We recall that several definitions of fractional derivatives are available [36,40,50], and that this variety reflects the enhanced possibility offered by fractional derivatives to adapt the non-local flux operator, corresponding to the fractional Fick’s law, to the diverse physical systems under consideration. In particular, in space plasmas the density of high-energy particles upstream of a shock wave is found to exhibit a sharp decrease close to the shock, and a slow power-law decay far upstream [12,13,33,43,47,51]. Such energetic particle density profiles are very similar to the properties of the Mittag-Leffler functions shown above. This suggests that the left Caputo derivative could be giving the main contribution to the flux upstream of the shock, with the contribution to the flux from the right domain being negligible.

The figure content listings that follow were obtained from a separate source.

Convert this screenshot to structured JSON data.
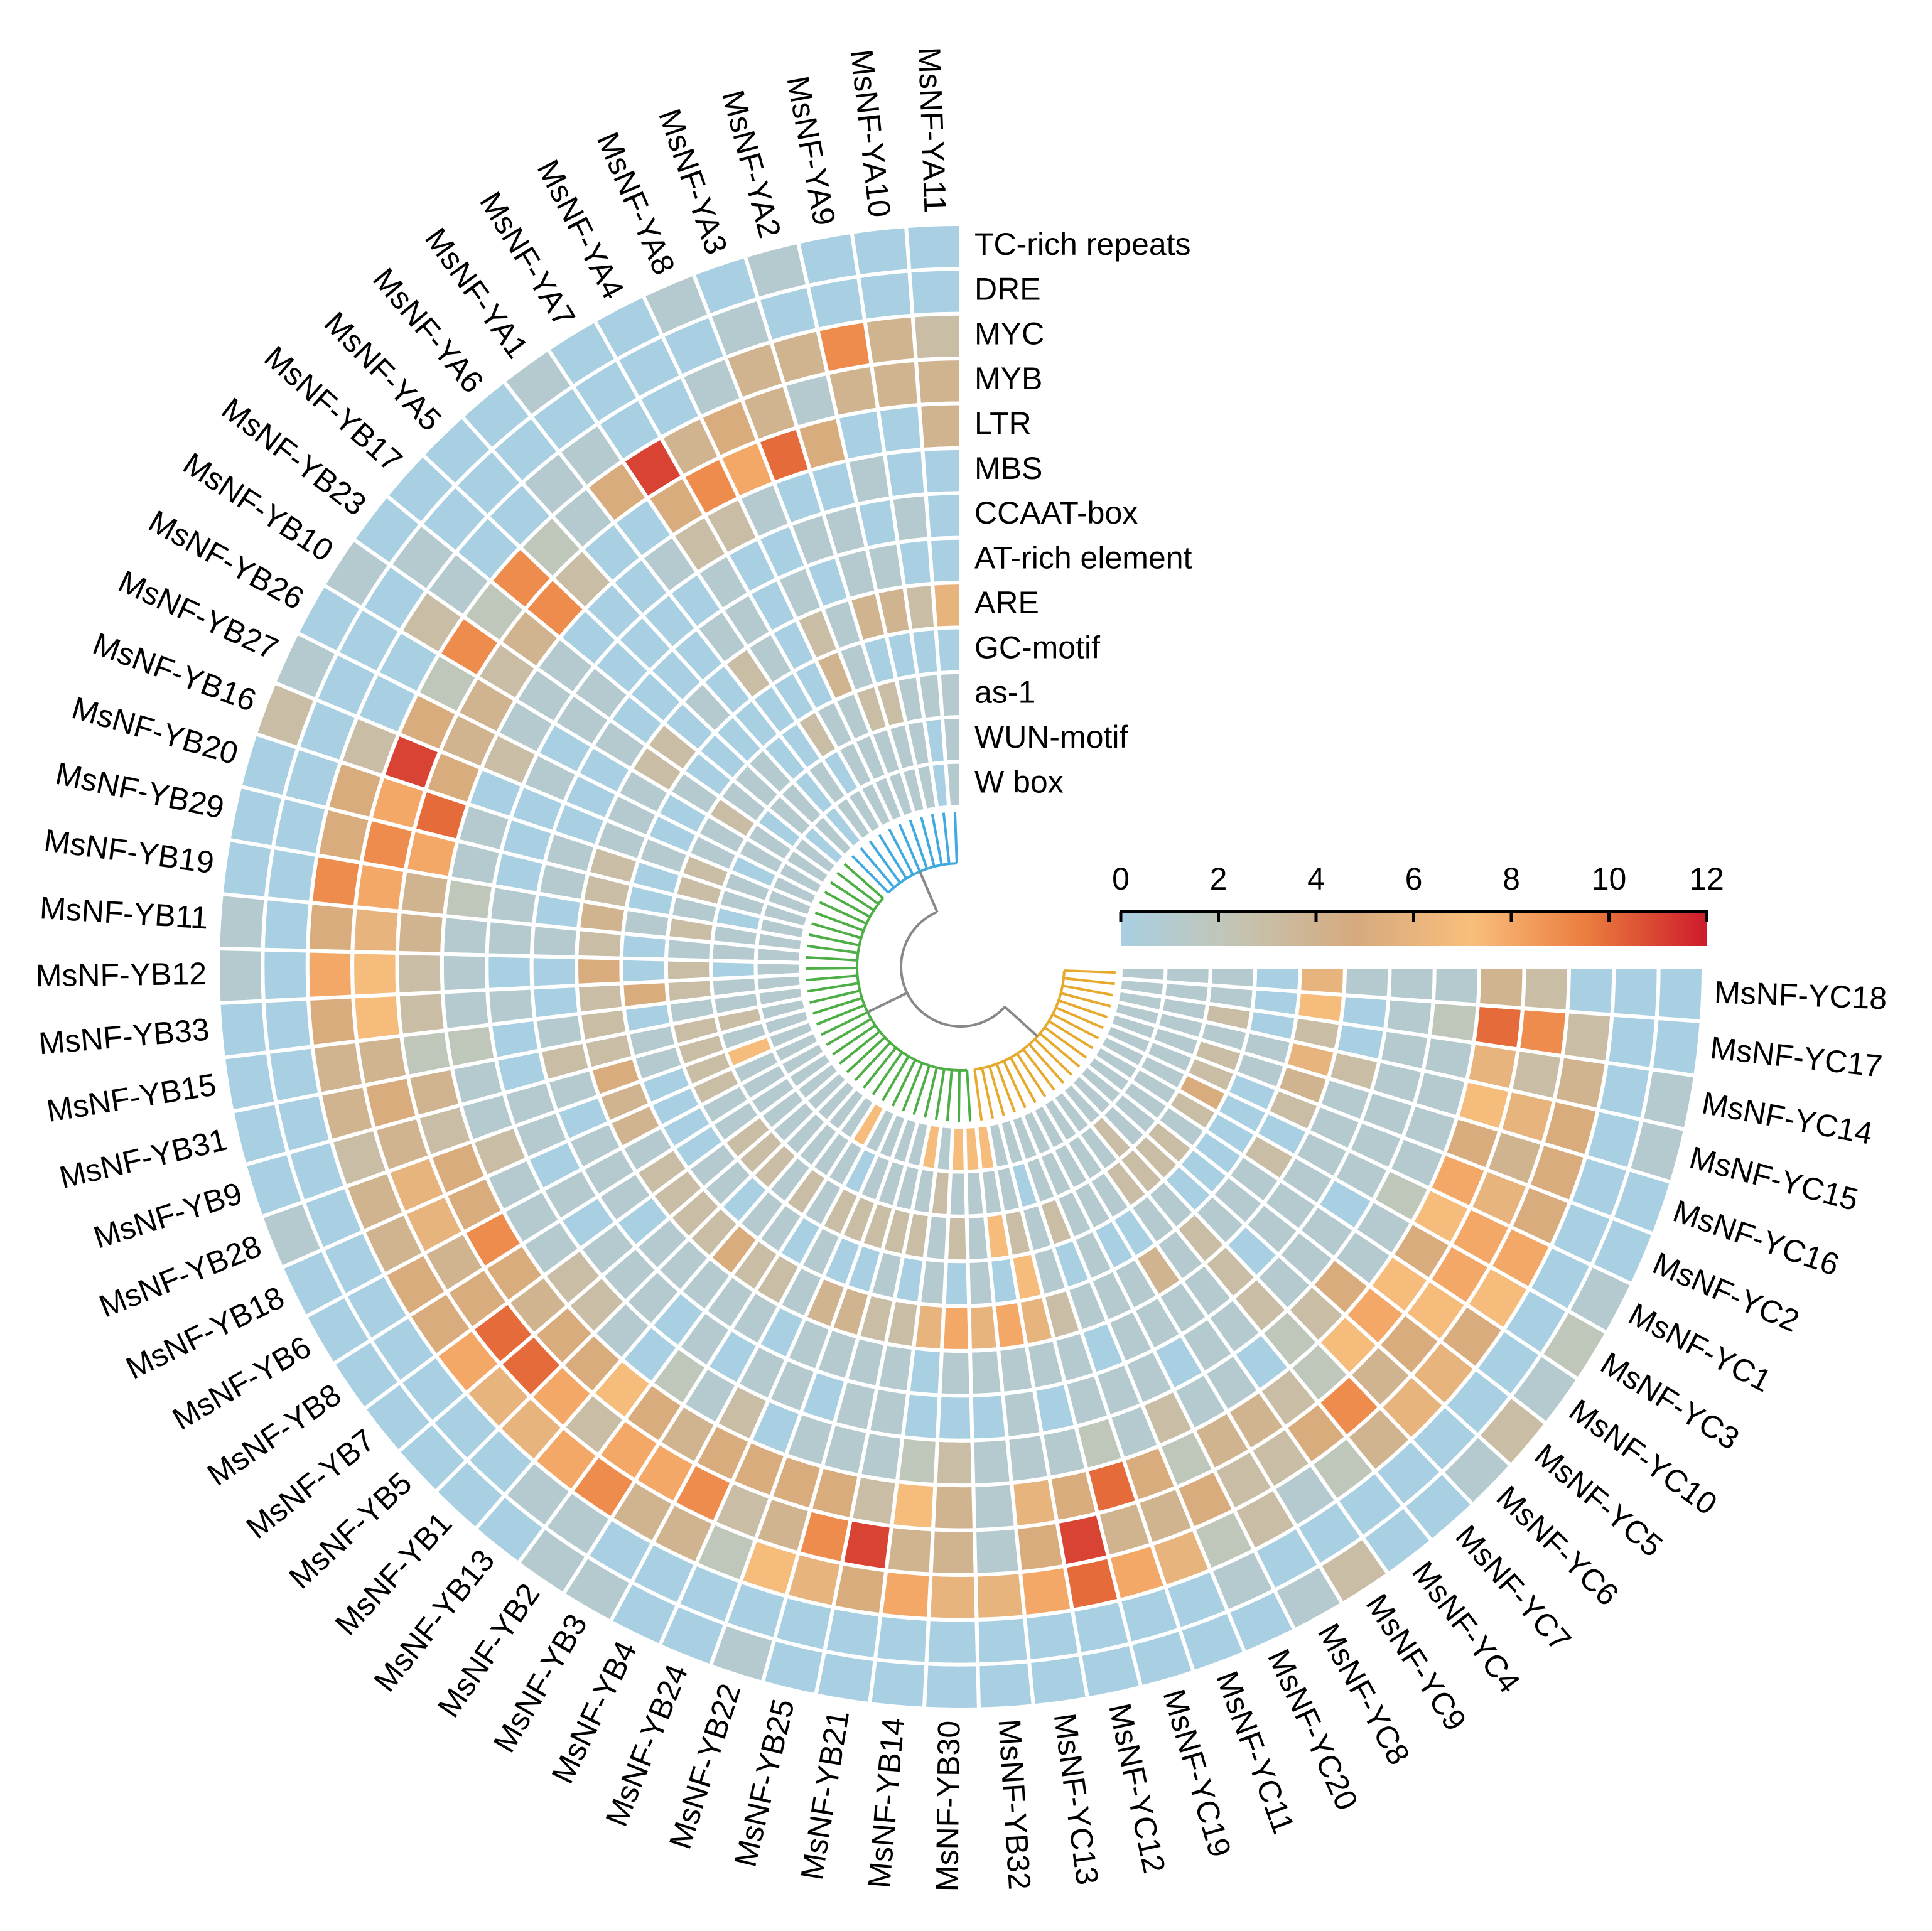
{
  "chart_data": {
    "type": "circular-heatmap",
    "genes": [
      "MsNF-YA11",
      "MsNF-YA10",
      "MsNF-YA9",
      "MsNF-YA2",
      "MsNF-YA3",
      "MsNF-YA8",
      "MsNF-YA4",
      "MsNF-YA7",
      "MsNF-YA1",
      "MsNF-YA6",
      "MsNF-YA5",
      "MsNF-YB17",
      "MsNF-YB23",
      "MsNF-YB10",
      "MsNF-YB26",
      "MsNF-YB27",
      "MsNF-YB16",
      "MsNF-YB20",
      "MsNF-YB29",
      "MsNF-YB19",
      "MsNF-YB11",
      "MsNF-YB12",
      "MsNF-YB33",
      "MsNF-YB15",
      "MsNF-YB31",
      "MsNF-YB9",
      "MsNF-YB28",
      "MsNF-YB18",
      "MsNF-YB6",
      "MsNF-YB8",
      "MsNF-YB7",
      "MsNF-YB5",
      "MsNF-YB1",
      "MsNF-YB13",
      "MsNF-YB2",
      "MsNF-YB3",
      "MsNF-YB4",
      "MsNF-YB24",
      "MsNF-YB22",
      "MsNF-YB25",
      "MsNF-YB21",
      "MsNF-YB14",
      "MsNF-YB30",
      "MsNF-YB32",
      "MsNF-YC13",
      "MsNF-YC12",
      "MsNF-YC19",
      "MsNF-YC11",
      "MsNF-YC20",
      "MsNF-YC8",
      "MsNF-YC9",
      "MsNF-YC4",
      "MsNF-YC7",
      "MsNF-YC6",
      "MsNF-YC5",
      "MsNF-YC10",
      "MsNF-YC3",
      "MsNF-YC1",
      "MsNF-YC2",
      "MsNF-YC16",
      "MsNF-YC15",
      "MsNF-YC14",
      "MsNF-YC17",
      "MsNF-YC18"
    ],
    "elements": [
      "TC-rich repeats",
      "DRE",
      "MYC",
      "MYB",
      "LTR",
      "MBS",
      "CCAAT-box",
      "AT-rich element",
      "ARE",
      "GC-motif",
      "as-1",
      "WUN-motif",
      "W box"
    ],
    "values": [
      [
        0,
        0,
        0,
        1,
        0,
        1,
        0,
        0,
        1,
        0,
        0,
        0,
        0,
        1,
        0,
        1,
        3,
        0,
        0,
        0,
        1,
        1,
        0,
        0,
        0,
        0,
        1,
        0,
        0,
        0,
        0,
        0,
        0,
        0,
        1,
        1,
        0,
        0,
        1,
        0,
        0,
        0,
        0,
        0,
        0,
        0,
        0,
        0,
        0,
        1,
        3,
        0,
        0,
        1,
        3,
        1,
        2,
        1,
        0,
        0,
        1,
        1,
        0,
        0
      ],
      [
        0,
        0,
        0,
        0,
        1,
        0,
        0,
        0,
        0,
        0,
        0,
        0,
        1,
        0,
        0,
        0,
        0,
        0,
        0,
        0,
        0,
        0,
        0,
        0,
        0,
        0,
        0,
        0,
        0,
        0,
        0,
        0,
        0,
        1,
        1,
        0,
        0,
        0,
        0,
        0,
        0,
        0,
        0,
        0,
        0,
        0,
        0,
        0,
        1,
        0,
        0,
        0,
        0,
        0,
        0,
        0,
        0,
        0,
        0,
        0,
        0,
        0,
        0,
        0
      ],
      [
        3,
        4,
        9,
        4,
        4,
        1,
        0,
        0,
        1,
        1,
        0,
        0,
        1,
        3,
        0,
        0,
        3,
        5,
        5,
        9,
        5,
        8,
        5,
        4,
        4,
        3,
        4,
        4,
        5,
        5,
        8,
        6,
        6,
        8,
        9,
        4,
        4,
        2,
        7,
        6,
        5,
        8,
        6,
        6,
        8,
        10,
        8,
        6,
        2,
        3,
        1,
        2,
        4,
        6,
        6,
        5,
        7,
        8,
        5,
        5,
        5,
        4,
        3,
        0
      ],
      [
        4,
        4,
        4,
        1,
        4,
        5,
        4,
        11,
        5,
        1,
        2,
        9,
        2,
        9,
        2,
        5,
        11,
        8,
        9,
        8,
        6,
        7,
        7,
        4,
        5,
        4,
        6,
        6,
        4,
        5,
        10,
        10,
        8,
        3,
        8,
        8,
        9,
        3,
        4,
        9,
        11,
        4,
        4,
        1,
        5,
        11,
        4,
        4,
        5,
        3,
        3,
        5,
        9,
        4,
        5,
        7,
        8,
        8,
        6,
        4,
        6,
        3,
        9,
        3
      ],
      [
        4,
        0,
        0,
        5,
        10,
        8,
        9,
        5,
        0,
        0,
        3,
        9,
        4,
        3,
        4,
        4,
        5,
        10,
        8,
        4,
        4,
        3,
        3,
        2,
        4,
        3,
        5,
        5,
        9,
        5,
        4,
        5,
        5,
        7,
        5,
        4,
        5,
        5,
        5,
        5,
        3,
        7,
        4,
        1,
        6,
        5,
        10,
        5,
        2,
        4,
        4,
        3,
        2,
        7,
        8,
        7,
        5,
        7,
        8,
        5,
        7,
        6,
        10,
        4
      ],
      [
        0,
        0,
        1,
        0,
        0,
        1,
        3,
        3,
        1,
        0,
        0,
        0,
        1,
        1,
        1,
        3,
        0,
        1,
        1,
        2,
        1,
        1,
        1,
        2,
        1,
        1,
        3,
        1,
        1,
        1,
        3,
        3,
        1,
        0,
        2,
        1,
        3,
        0,
        1,
        1,
        1,
        2,
        3,
        1,
        1,
        1,
        2,
        1,
        3,
        1,
        1,
        0,
        2,
        3,
        5,
        1,
        1,
        2,
        1,
        1,
        1,
        1,
        2,
        1
      ],
      [
        0,
        1,
        0,
        1,
        1,
        0,
        0,
        1,
        0,
        0,
        0,
        0,
        1,
        1,
        0,
        1,
        0,
        0,
        0,
        1,
        1,
        0,
        1,
        0,
        0,
        1,
        1,
        0,
        1,
        0,
        1,
        1,
        1,
        0,
        1,
        0,
        1,
        1,
        0,
        1,
        1,
        0,
        0,
        0,
        1,
        0,
        1,
        1,
        1,
        0,
        1,
        1,
        3,
        1,
        1,
        1,
        0,
        1,
        1,
        1,
        1,
        1,
        1,
        1
      ],
      [
        0,
        0,
        1,
        1,
        0,
        1,
        0,
        1,
        1,
        0,
        0,
        0,
        0,
        1,
        0,
        0,
        0,
        1,
        1,
        0,
        1,
        0,
        0,
        1,
        3,
        1,
        0,
        1,
        1,
        1,
        0,
        1,
        1,
        1,
        1,
        1,
        0,
        1,
        1,
        1,
        1,
        0,
        1,
        1,
        1,
        1,
        1,
        0,
        1,
        1,
        1,
        1,
        3,
        0,
        1,
        1,
        1,
        1,
        1,
        1,
        3,
        0,
        0,
        1
      ],
      [
        6,
        3,
        4,
        4,
        1,
        3,
        0,
        1,
        3,
        0,
        1,
        0,
        3,
        3,
        1,
        1,
        1,
        3,
        3,
        4,
        3,
        5,
        3,
        3,
        3,
        5,
        4,
        4,
        1,
        3,
        3,
        3,
        3,
        5,
        3,
        3,
        1,
        4,
        4,
        3,
        3,
        6,
        8,
        6,
        8,
        6,
        3,
        1,
        1,
        1,
        4,
        1,
        3,
        1,
        1,
        1,
        3,
        0,
        3,
        4,
        6,
        3,
        7,
        6
      ],
      [
        0,
        0,
        0,
        0,
        1,
        4,
        0,
        0,
        0,
        0,
        0,
        0,
        0,
        1,
        0,
        0,
        1,
        0,
        0,
        1,
        0,
        0,
        5,
        0,
        1,
        1,
        0,
        0,
        0,
        0,
        1,
        1,
        0,
        1,
        1,
        0,
        1,
        0,
        0,
        1,
        0,
        1,
        0,
        1,
        0,
        7,
        1,
        0,
        1,
        0,
        0,
        1,
        1,
        0,
        0,
        0,
        0,
        0,
        0,
        1,
        1,
        0,
        0,
        0
      ],
      [
        1,
        1,
        1,
        3,
        3,
        1,
        1,
        3,
        0,
        0,
        1,
        1,
        1,
        3,
        1,
        1,
        3,
        3,
        1,
        3,
        1,
        3,
        3,
        1,
        3,
        3,
        3,
        3,
        1,
        1,
        3,
        3,
        3,
        1,
        3,
        1,
        3,
        3,
        3,
        3,
        3,
        1,
        3,
        1,
        7,
        3,
        1,
        3,
        1,
        1,
        1,
        3,
        3,
        3,
        3,
        1,
        3,
        5,
        3,
        3,
        1,
        3,
        1,
        1
      ],
      [
        1,
        0,
        1,
        1,
        1,
        1,
        1,
        0,
        1,
        0,
        1,
        1,
        0,
        1,
        1,
        0,
        1,
        1,
        0,
        1,
        1,
        0,
        1,
        1,
        3,
        1,
        7,
        1,
        1,
        1,
        1,
        1,
        1,
        1,
        1,
        1,
        0,
        1,
        1,
        1,
        1,
        3,
        1,
        1,
        1,
        1,
        0,
        1,
        1,
        1,
        1,
        1,
        3,
        1,
        1,
        1,
        1,
        1,
        1,
        1,
        1,
        1,
        1,
        1
      ],
      [
        1,
        0,
        1,
        1,
        1,
        1,
        1,
        1,
        1,
        0,
        1,
        0,
        1,
        1,
        1,
        1,
        1,
        1,
        1,
        1,
        1,
        1,
        1,
        1,
        1,
        1,
        1,
        1,
        1,
        1,
        1,
        1,
        1,
        1,
        1,
        7,
        1,
        1,
        1,
        1,
        7,
        1,
        7,
        7,
        7,
        1,
        1,
        1,
        1,
        1,
        1,
        1,
        1,
        1,
        1,
        1,
        1,
        1,
        1,
        1,
        1,
        1,
        1,
        1
      ]
    ],
    "clim": [
      0,
      12
    ],
    "colorbar_ticks": [
      0,
      2,
      4,
      6,
      8,
      10,
      12
    ],
    "colormap": [
      "#a8cfe2",
      "#c4c4b2",
      "#d6aa7e",
      "#f9be7c",
      "#ea7b3d",
      "#cd1b2b"
    ]
  }
}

We can tentatively justify this interpretation by saying that we considered only the non-local flux coming from the high-density side—that is, the left side in the considered case of negative (leftward) advection velocity.

Finally, we suggest for future work the possibility to interpret the observations on the spatial distribution of multiply charged oxygen ions in the Earth’s magnetotail [58] as the result of the advective Earthward flow due to the cross-tail electric field (giving rise to an approximately constant Earthward velocity), and of the turbulent superdiffusion due to the presence of a hierarchy of vortices and magnetic fluctuations typical of turbulence, as regularly observed in the magnetotail [59,60,61].